The material review and the review in relation to section 3:2 GALA and the duty to provide substantiation become more intensive as the regulation has more impact on citizens’ lives and fundamental rights are at issue. Where the material legislature has expressly and properly weighed the negative implications that an AVV has for a particular group, this choice satisfies section 3:2 GALA and the duty to provide substantiation. In that case the court can only assess whether the AVV contravenes the principle of proportionality within the meaning of section 3:4(2) GALA.

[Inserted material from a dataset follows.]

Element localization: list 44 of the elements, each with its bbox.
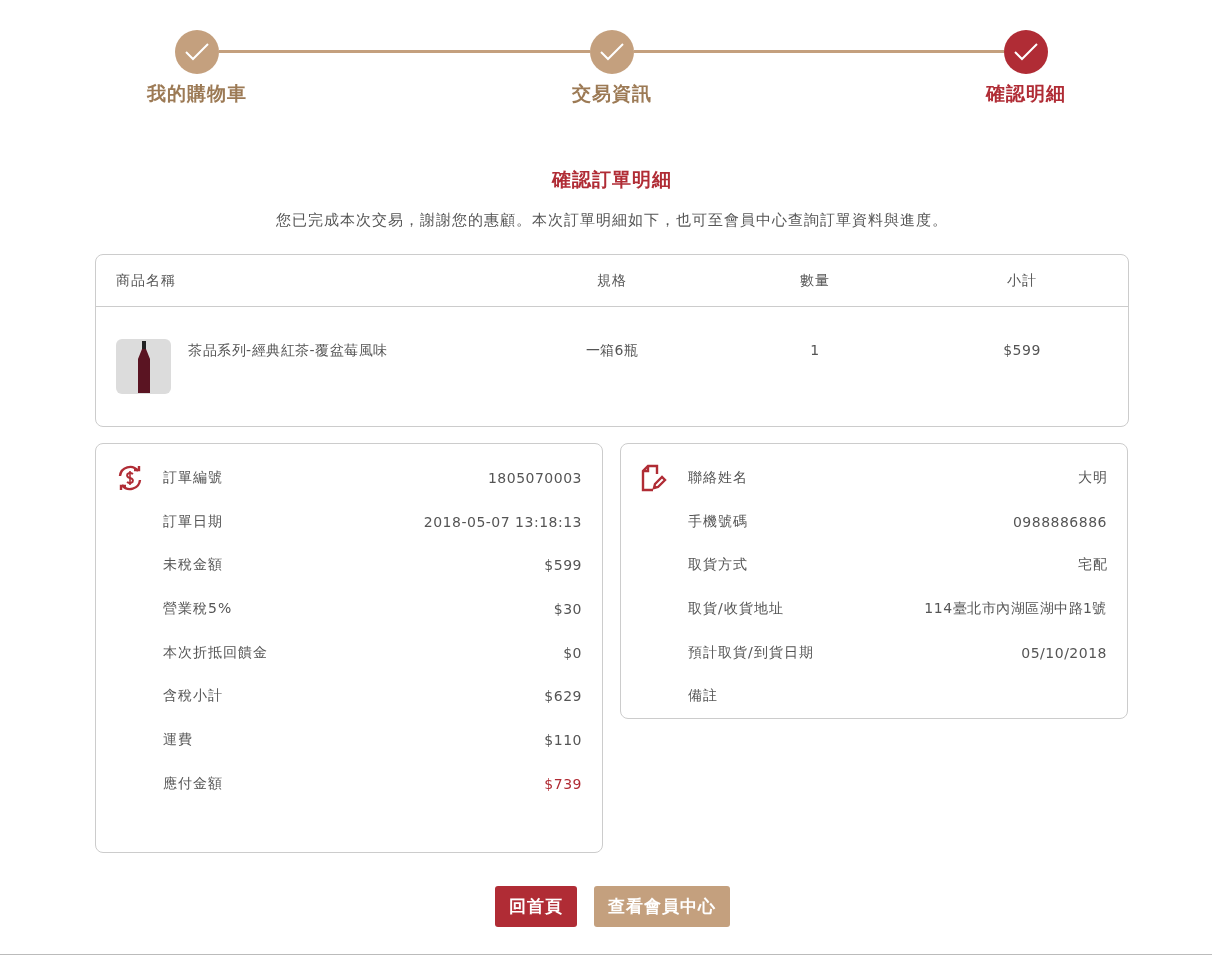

The final question was whether, given the difference in democratic legitimacy, it made any difference that the case at hand concerned a ministerial regulation rather than a regulation adopted by a popular representation body. Widdershoven asserted that the fact that an AVV has been adopted by a directly elected body, such as the municipal council or the provincial council, does not constitute reason to fundamentally approach the regulation differently than other regulations in terms of judicial review. However, this fact can play a role in the specific review in relation to section 3:2 GALA and section 3:4(2) GALA.
Contribution to a broader development of law
Widdershoven’s opinion ties in well with the discussion held the past year in the preliminary advice given by the Dutch Administrative Law Association (VAR). The core of the argument put forward by Prof. mr. W.J.M. Voermans in his preliminary advice entitled 'Besturen met regels volgens de regels’ is that we live in an era where the government is making more and more use of administrative law and policy rules in giving shape to it societal role, resulting in the democratic control on the formation and substance of said law and rules being less strong than desired. That would upset the balance in the trias politica, the separation of power between the legislature, the judiciary and the executive powers, and the administration would become overly powerful. It is in part for that reason that it is important that it becomes possible to file an appeal with the administrative court against AVVs and policy rules. In his preliminary advice entitled ‘Rechtsbescherming tegen algemene regels: tijd om de Awb te voltooien’ Prof. mr. R.J.B. Schutgens advocated that, among other things, citizens should no longer have to wait until a general regulation has manifested in a decision in respect of which they are interested parties, but that they must instead acquire a direct right of appeal when they are able to make a plausible case that a general regulation has an immediate negative impact on them or will have a negative impact in the near future, which can be prevented by the appeal. However, for that to be the case, the scope of the term ‘interested party’ must be expanded: in the ‘OPERA’ criteria, i.e. the criteria that must be met in order to qualify as an interested party, the P (the requirement concerning personal interest) and the A (the requirement concerning an actual interest) must be broadened. Although we have not yet reached that stage, this opinion has paved the way for administrative law to move in the direction advocated in these preliminary pieces of advice.
Although Widdershoven’s opinion caries a lot of authority, it is non-binding. After the parties to the proceedings have had the opportunity to respond to this opinion, the two cases at hand will be presented to the Administrative Jurisdiction Division’s Grand Chamber, which will render binding decisions within several months.